Thank you, Dan. We'd now like to respond to questions following the rules Mr. Emerson outlined earlier in the meeting. Please note that we'll attempt to answer as many questions as time allows, but only questions that are in accordance with the rules will be addressed. If you have a question that did not get addressed during today's meeting, please feel free to contact our IR department via our corporate website at www.taketwogames.com. We've received one question from Jim Chan, which reads: "Given the fact that Take-Two has been the publisher of Borderlands, would the company consider acquiring Gearbox if it's up for sale? Gearbox could be a growth engine for Take-Two by adding triple A shooters to the product portfolio. Thanks for answering." Thank you, Mr. Chan, for your question. We really appreciate it.

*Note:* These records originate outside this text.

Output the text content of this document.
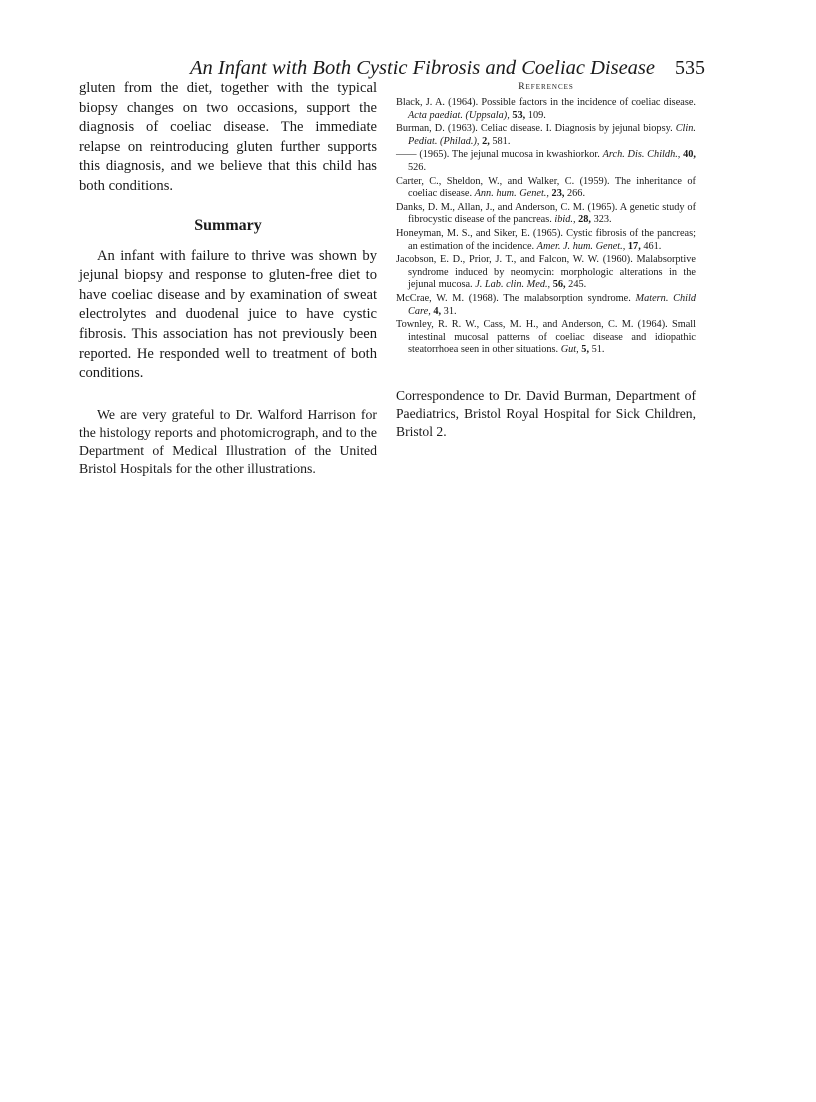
An Infant with Both Cystic Fibrosis and Coeliac Disease 535

gluten from the diet, together with the typical biopsy changes on two occasions, support the diagnosis of coeliac disease. The immediate relapse on reintroducing gluten further supports this diagnosis, and we believe that this child has both conditions.

Summary

An infant with failure to thrive was shown by jejunal biopsy and response to gluten-free diet to have coeliac disease and by examination of sweat electrolytes and duodenal juice to have cystic fibrosis. This association has not previously been reported. He responded well to treatment of both conditions.

We are very grateful to Dr. Walford Harrison for the histology reports and photomicrograph, and to the Department of Medical Illustration of the United Bristol Hospitals for the other illustrations.

References

Black, J. A. (1964). Possible factors in the incidence of coeliac disease. Acta paediat. (Uppsala), 53, 109.

Burman, D. (1963). Celiac disease. I. Diagnosis by jejunal biopsy. Clin. Pediat. (Philad.), 2, 581.

—— (1965). The jejunal mucosa in kwashiorkor. Arch. Dis. Childh., 40, 526.

Carter, C., Sheldon, W., and Walker, C. (1959). The inheritance of coeliac disease. Ann. hum. Genet., 23, 266.

Danks, D. M., Allan, J., and Anderson, C. M. (1965). A genetic study of fibrocystic disease of the pancreas. ibid., 28, 323.

Honeyman, M. S., and Siker, E. (1965). Cystic fibrosis of the pancreas; an estimation of the incidence. Amer. J. hum. Genet., 17, 461.

Jacobson, E. D., Prior, J. T., and Falcon, W. W. (1960). Malabsorptive syndrome induced by neomycin: morphologic alterations in the jejunal mucosa. J. Lab. clin. Med., 56, 245.

McCrae, W. M. (1968). The malabsorption syndrome. Matern. Child Care, 4, 31.

Townley, R. R. W., Cass, M. H., and Anderson, C. M. (1964). Small intestinal mucosal patterns of coeliac disease and idiopathic steatorrhoea seen in other situations. Gut, 5, 51.

Correspondence to Dr. David Burman, Department of Paediatrics, Bristol Royal Hospital for Sick Children, Bristol 2.
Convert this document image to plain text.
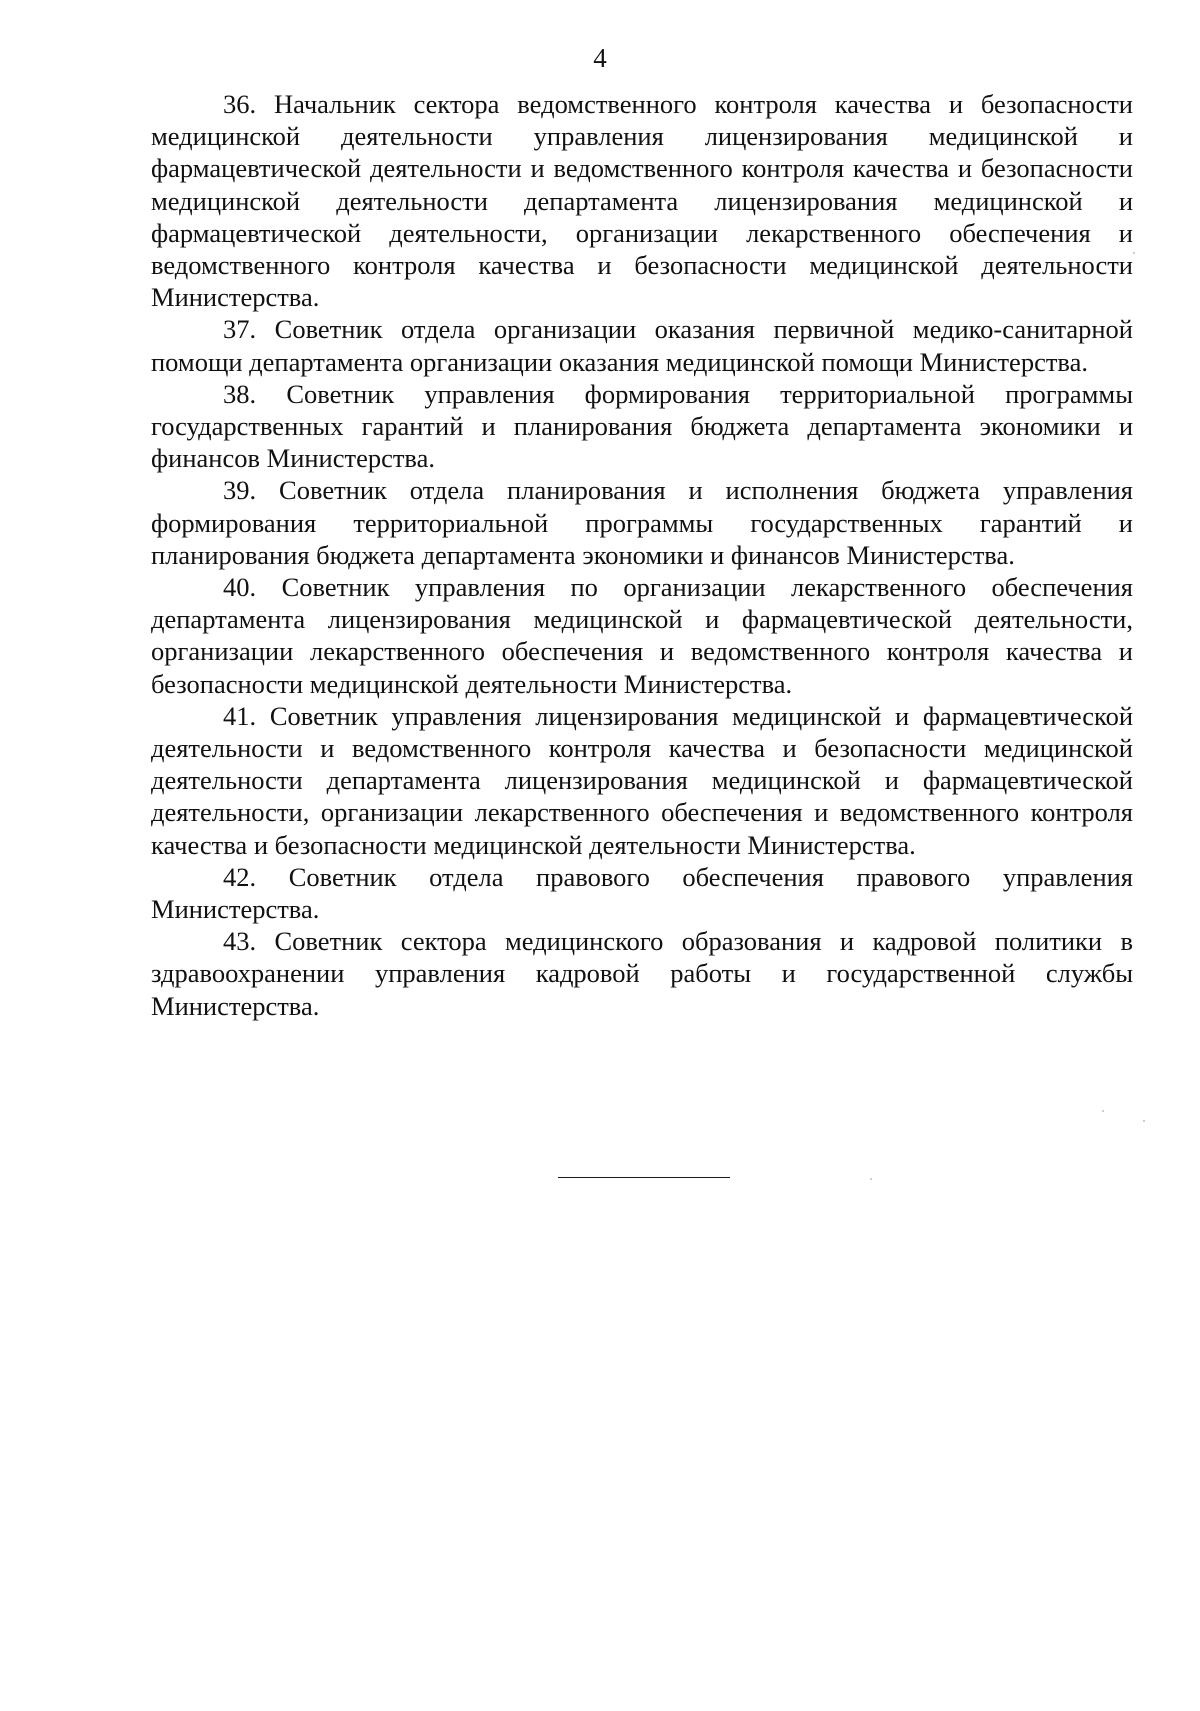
4

36. Начальник сектора ведомственного контроля качества и безопасности медицинской деятельности управления лицензирования медицинской и фармацевтической деятельности и ведомственного контроля качества и безопасности медицинской деятельности департамента лицензирования медицинской и фармацевтической деятельности, организации лекарственного обеспечения и ведомственного контроля качества и безопасности медицинской деятельности Министерства.

37. Советник отдела организации оказания первичной медико-санитарной помощи департамента организации оказания медицинской помощи Министерства.

38. Советник управления формирования территориальной программы государственных гарантий и планирования бюджета департамента экономики и финансов Министерства.

39. Советник отдела планирования и исполнения бюджета управления формирования территориальной программы государственных гарантий и планирования бюджета департамента экономики и финансов Министерства.

40. Советник управления по организации лекарственного обеспечения департамента лицензирования медицинской и фармацевтической деятельности, организации лекарственного обеспечения и ведомственного контроля качества и безопасности медицинской деятельности Министерства.

41. Советник управления лицензирования медицинской и фармацевтической деятельности и ведомственного контроля качества и безопасности медицинской деятельности департамента лицензирования медицинской и фармацевтической деятельности, организации лекарственного обеспечения и ведомственного контроля качества и безопасности медицинской деятельности Министерства.

42. Советник отдела правового обеспечения правового управления Министерства.

43. Советник сектора медицинского образования и кадровой политики в здравоохранении управления кадровой работы и государственной службы Министерства.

We've had a long-term relationship with Gearbox, of which we're very proud. They're a wonderful company. They've, they've delivered for us, not just Borderlands, but also Tiny Tina's Wonderlands and other titles, and I've no doubt they'll continue to be successful in the future. We're thrilled that we have a long-term publishing relationship on these titles. That publishing relationship exists without regard to the ultimate owner of Gearbox. But with regard to our potential interest, you know, we don't tend to speculate on potential transactions. That was the only, question from shareholders. So not hearing any other questions, I'd like to thank you all for joining us today. We're grateful, for your support and grateful to, our shareholders, everyone who is here today and, of course, the team here at Take-Two Interactive. Have a great day.

Operator

This now concludes the meeting.

Thank you for joining, and have a pleasant day.